Во внутреннем дворике дома в беседке на довольно высоком ложе,— видно, ему накидали много подушек,— спит человек. Это римский поэт Гай Валерий Катулл. У его ног дремлет старый слуга. Он просыпается от шагов Цезаря и хочет разбудить хозяина. Цезарь жестом останавливает его и показывает, чтобы он удалился. Понятно, что слуга не знает Цезаря, он просто подчиняется патрицию. Катулл спит лицом вниз, потом медленно со стоном переворачивается на бок. Открывает глаза.
К а т у л л (скорее недоверчиво, чем удивленно). Цезарь?
Ц е з а р ь. Да даруют боги тебе выздоровление! Я хотел бы поговорить с тобой, Гай Валерий...
К а т у л л. Но мне не о чем с тобой разговаривать.
Ц е з а р ь. Почему?
К а т у л л. Почему? (начинает раздражаться) Да потому что с тираном, убийцей свободы мне разговаривать не о чем! (распаляется еще больше) Император! Император, сделавший из Рима такое дерьмо, что негде ногой ступить... Уходи! Мне не о чем с тобой говорить, ненавистное чудовище! Плешивый похабник! Убийца свободы! Насильник! Лжец! Актер на троне!..
Он захлебывается кашлем и,— то ли без сознания, то ли без сил,— падает на подушки. Цезарь стоит неподвижно и вроде бы спокойно, но чувствуется, что он не то чтоб не привык к такому, это понятно, но его задели слова Катулла. Он даже, как будто, задумался. Наконец, видя, что Катулл неподвижен, он подходит и садится на край его постели, берет его руку в свою. Так они сидят долго, но вот Катулл приходит в сознание.
К а т у л л (уже спокойно, иронично). Где же твой пурпурный наряд, о, великий Цезарь?
Ц е з а р ь. Остался во дворце.
К а т у л л. И ты пришел в обычной тоге, как простой патриций.
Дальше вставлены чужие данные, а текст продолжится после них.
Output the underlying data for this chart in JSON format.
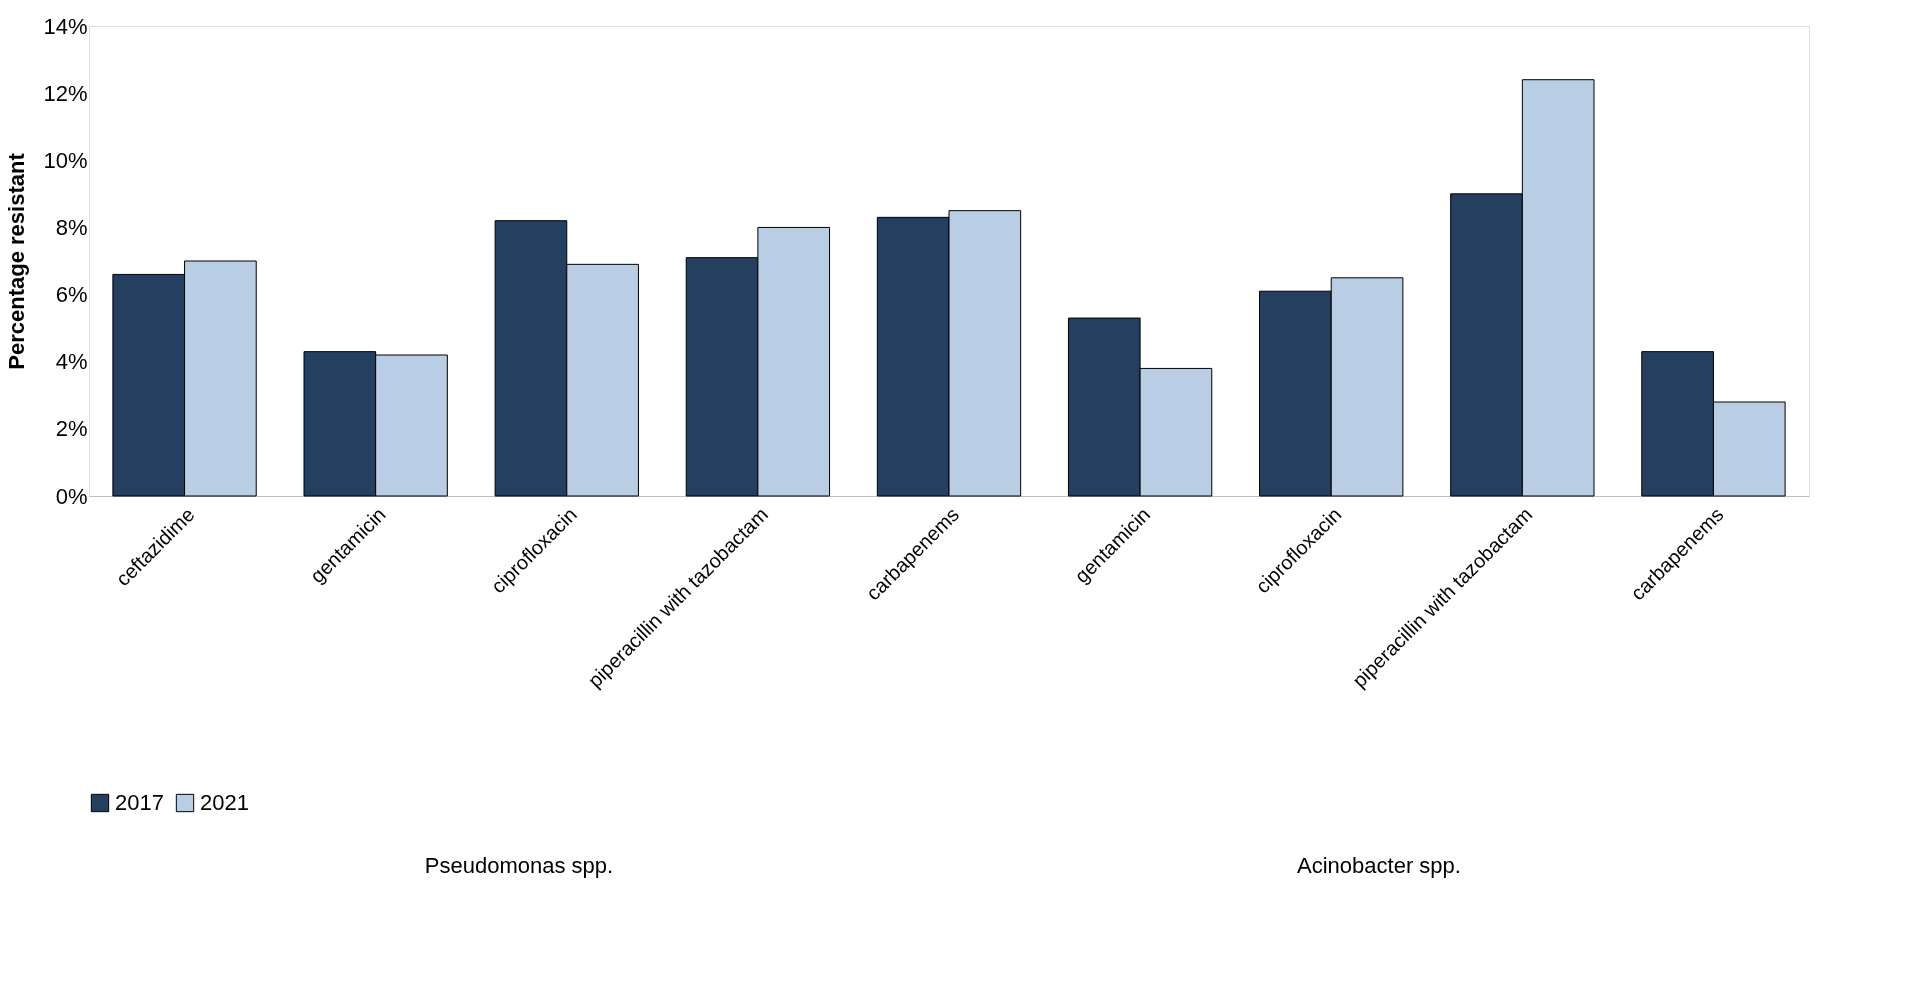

Ц е з а р ь. Но я обычный человек, Гай. Случай сделал меня императором, но этот же случай мог зарыть мои кости где-нибудь в Цезальпийской Галлии или в Египте...
К а т у л л (совсем уже спокойно). Зачем ты пришел?
Ц е з а р ь. Я был другом твоего отца, Гай Валерий, и хотел бы быть твоим другом...
К а т у л л. Но это невозможно.
Ц е з а р ь. Почему?
К а т у л л. Я люблю свободу, а ты ее презираешь, и...
Ц е з а р ь. И?..
К а т у л л (тяжело). Мы любим одну женщину.
Ц е з а р ь. Я люблю свою жену, Катулл. А те женщины, что встречались на моем пути... Не забывай, что я прожил на свете вдвое больше, чем ты.
К а т у л л. Ну, она любит тебя, какая разница?
Ц е з а р ь (ласково). Ты ошибаешься, мой мальчик. Женщина может польститься на власть, положение, деньги, имение, имя, но любить она может только талант. И Клодия...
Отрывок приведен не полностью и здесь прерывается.